|Re: Self-developers||<– Date –> <– Thread –>|
|From: Scott Cowley (scowleyalexandria.lib.utah.edu)|
|Date: Wed, 15 May 1996 15:59:28 -0500|
To Rich, Buzz, and David, thanks for opening up this discussion topic again. Our current consultants include an architectural team of 3, an attorney, and a Project Manager. Each has the traditionally-defined roles of design, legal consultation, and financial management. We are in the process of trying to get a General Contractor and bank on board. So far, the consultants are falling all over each other. The fact that we are in a pioneering role has become painfully obvious. We have the architects and the city planning dept. in knots because we are trying to apply for everything all at once. The architects, in particular, thought they could do the rezoning and PUD process for us, but we have experienced delays of 3 months because they could not ask the right questions of the "flexible" city planning department. The attorney could not easily handle as simple a phenomenon as selling a piece of land without selling a small house on it. Also, they are quite clumsy about how to interface with a group of naive people, educate them, and develop a common consciousness around design features. They keep asking the group to make decisions about features for which it has no basis of knowledge.

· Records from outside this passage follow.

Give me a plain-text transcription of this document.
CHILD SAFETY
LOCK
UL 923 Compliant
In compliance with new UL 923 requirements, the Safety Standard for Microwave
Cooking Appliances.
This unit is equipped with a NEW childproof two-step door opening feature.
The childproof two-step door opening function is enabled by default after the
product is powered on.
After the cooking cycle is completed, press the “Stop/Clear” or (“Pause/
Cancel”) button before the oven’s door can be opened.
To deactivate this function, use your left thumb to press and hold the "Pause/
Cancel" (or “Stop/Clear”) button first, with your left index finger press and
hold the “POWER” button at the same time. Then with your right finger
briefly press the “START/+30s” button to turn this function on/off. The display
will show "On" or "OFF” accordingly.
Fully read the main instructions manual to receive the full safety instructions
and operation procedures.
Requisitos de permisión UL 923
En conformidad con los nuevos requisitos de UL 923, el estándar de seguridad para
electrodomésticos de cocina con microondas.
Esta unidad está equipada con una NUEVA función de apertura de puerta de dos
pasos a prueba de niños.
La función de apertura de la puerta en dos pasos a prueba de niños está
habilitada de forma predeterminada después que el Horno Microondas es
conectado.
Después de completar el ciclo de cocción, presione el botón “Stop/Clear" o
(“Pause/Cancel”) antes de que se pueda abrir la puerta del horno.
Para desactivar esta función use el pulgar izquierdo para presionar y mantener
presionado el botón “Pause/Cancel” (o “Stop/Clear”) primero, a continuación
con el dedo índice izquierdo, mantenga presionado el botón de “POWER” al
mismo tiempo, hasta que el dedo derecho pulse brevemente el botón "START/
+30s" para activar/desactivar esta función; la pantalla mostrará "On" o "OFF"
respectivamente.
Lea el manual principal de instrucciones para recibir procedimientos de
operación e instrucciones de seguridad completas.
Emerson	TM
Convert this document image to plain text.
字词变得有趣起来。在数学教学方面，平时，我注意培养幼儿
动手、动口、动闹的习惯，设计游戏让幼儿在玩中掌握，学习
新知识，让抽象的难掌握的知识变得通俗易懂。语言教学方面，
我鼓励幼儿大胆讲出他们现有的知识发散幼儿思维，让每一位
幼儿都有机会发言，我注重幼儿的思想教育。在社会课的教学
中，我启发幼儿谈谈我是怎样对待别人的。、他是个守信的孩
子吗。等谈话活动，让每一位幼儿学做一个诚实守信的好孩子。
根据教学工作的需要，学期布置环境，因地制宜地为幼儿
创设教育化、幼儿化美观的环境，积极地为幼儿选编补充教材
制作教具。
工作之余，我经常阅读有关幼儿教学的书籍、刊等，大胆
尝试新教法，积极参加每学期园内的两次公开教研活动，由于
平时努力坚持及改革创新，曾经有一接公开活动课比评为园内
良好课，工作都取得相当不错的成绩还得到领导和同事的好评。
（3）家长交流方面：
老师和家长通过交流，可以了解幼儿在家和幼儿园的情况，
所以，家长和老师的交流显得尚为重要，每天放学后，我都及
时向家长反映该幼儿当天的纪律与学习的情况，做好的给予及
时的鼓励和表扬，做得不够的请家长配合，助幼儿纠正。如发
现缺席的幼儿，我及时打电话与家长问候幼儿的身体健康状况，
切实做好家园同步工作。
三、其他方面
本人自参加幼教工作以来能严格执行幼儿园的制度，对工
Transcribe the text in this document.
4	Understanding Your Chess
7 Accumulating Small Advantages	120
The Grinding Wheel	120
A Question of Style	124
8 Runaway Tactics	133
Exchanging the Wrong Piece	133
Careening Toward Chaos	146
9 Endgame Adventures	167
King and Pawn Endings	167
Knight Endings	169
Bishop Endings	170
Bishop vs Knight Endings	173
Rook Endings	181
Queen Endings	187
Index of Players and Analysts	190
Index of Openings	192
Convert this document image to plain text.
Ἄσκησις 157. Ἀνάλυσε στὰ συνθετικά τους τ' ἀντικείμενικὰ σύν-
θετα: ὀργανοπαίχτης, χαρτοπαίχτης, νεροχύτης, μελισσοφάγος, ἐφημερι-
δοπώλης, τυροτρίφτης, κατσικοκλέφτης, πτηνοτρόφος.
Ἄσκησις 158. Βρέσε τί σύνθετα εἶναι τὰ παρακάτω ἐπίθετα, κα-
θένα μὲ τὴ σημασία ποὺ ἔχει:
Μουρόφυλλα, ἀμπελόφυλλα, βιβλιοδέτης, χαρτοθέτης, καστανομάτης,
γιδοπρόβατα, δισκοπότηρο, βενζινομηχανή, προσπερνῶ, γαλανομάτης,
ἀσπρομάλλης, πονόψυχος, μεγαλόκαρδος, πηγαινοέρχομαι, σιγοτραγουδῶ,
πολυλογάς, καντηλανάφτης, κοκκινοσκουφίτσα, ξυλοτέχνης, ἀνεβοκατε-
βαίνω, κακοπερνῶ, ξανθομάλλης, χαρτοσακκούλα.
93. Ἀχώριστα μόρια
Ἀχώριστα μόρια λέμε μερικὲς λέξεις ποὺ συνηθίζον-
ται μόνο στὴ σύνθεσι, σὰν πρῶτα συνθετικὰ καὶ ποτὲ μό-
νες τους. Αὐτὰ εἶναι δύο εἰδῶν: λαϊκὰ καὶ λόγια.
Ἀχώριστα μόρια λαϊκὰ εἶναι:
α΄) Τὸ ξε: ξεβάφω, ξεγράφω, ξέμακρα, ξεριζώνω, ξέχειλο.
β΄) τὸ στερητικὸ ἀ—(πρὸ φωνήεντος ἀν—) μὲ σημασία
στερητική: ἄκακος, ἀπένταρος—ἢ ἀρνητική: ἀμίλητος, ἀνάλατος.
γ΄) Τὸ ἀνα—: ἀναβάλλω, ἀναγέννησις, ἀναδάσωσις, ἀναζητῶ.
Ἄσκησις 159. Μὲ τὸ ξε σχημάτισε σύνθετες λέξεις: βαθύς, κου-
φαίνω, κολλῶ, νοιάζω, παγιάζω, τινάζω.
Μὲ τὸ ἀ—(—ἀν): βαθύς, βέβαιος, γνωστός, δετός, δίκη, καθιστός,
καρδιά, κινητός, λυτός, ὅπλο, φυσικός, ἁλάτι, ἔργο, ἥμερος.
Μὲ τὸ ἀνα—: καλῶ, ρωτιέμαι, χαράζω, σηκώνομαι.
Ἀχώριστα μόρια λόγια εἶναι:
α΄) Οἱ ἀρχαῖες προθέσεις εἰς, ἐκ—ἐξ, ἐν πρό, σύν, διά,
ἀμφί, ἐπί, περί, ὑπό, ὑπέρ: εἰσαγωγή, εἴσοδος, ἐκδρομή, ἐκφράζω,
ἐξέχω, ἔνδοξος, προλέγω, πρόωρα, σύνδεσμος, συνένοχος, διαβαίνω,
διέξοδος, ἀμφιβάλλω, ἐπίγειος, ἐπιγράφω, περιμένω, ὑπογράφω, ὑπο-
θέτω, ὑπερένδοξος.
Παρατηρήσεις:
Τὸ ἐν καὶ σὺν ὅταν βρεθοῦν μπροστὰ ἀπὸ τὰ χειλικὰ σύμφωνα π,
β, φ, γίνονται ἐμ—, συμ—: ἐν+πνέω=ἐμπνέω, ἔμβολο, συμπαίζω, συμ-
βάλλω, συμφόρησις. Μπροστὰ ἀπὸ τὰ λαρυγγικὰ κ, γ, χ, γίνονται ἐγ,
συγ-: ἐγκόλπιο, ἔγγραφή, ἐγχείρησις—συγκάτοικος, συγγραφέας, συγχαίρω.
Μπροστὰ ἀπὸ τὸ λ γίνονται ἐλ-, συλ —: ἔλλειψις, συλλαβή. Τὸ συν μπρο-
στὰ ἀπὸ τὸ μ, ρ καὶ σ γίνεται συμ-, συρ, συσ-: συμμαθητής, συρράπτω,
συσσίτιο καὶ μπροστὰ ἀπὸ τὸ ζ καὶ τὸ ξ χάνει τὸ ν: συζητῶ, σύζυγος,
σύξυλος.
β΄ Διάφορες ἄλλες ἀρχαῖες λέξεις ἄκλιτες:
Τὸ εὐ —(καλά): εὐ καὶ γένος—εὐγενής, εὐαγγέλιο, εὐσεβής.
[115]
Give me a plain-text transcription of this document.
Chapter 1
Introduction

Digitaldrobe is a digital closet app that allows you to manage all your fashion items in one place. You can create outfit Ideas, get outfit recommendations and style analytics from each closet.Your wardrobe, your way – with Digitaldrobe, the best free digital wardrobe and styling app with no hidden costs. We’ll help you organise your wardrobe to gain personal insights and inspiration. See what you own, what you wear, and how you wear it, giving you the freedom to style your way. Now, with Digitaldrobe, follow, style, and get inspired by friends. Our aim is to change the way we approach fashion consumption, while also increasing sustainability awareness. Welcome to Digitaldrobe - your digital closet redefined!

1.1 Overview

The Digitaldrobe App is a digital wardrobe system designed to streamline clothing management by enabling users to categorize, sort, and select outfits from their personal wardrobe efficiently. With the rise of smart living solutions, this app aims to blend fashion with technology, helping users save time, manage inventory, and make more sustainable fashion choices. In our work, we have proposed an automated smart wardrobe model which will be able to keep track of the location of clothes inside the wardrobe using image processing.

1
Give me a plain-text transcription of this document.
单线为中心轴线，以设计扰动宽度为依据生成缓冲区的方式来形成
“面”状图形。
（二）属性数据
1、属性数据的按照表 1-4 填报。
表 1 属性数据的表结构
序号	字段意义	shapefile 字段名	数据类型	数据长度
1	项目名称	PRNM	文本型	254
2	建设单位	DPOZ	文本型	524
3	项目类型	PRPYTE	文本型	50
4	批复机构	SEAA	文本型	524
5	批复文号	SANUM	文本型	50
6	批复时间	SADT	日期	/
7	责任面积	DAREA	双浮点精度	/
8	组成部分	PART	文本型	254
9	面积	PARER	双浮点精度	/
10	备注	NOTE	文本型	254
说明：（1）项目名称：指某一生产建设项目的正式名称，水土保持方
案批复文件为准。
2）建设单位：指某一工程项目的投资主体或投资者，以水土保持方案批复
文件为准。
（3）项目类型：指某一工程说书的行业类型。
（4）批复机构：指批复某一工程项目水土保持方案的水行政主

We know neither the cost ranges, nor the eventual product look or other major characteristics. So we have asked for pictures, environmental impacts, and costing estimates. We have had to become consultants for our consultants. But that's the fun part. I see no other way to get a local pool of experienced consultants short of some pain. This group "pain" is also a fine basis for our eventual community consciousness, the glue which will make us different from a developer-driven project. For our part, our job is to learn how and what questions to ask of the consultants we have hired, and what exactly to believe from their answers.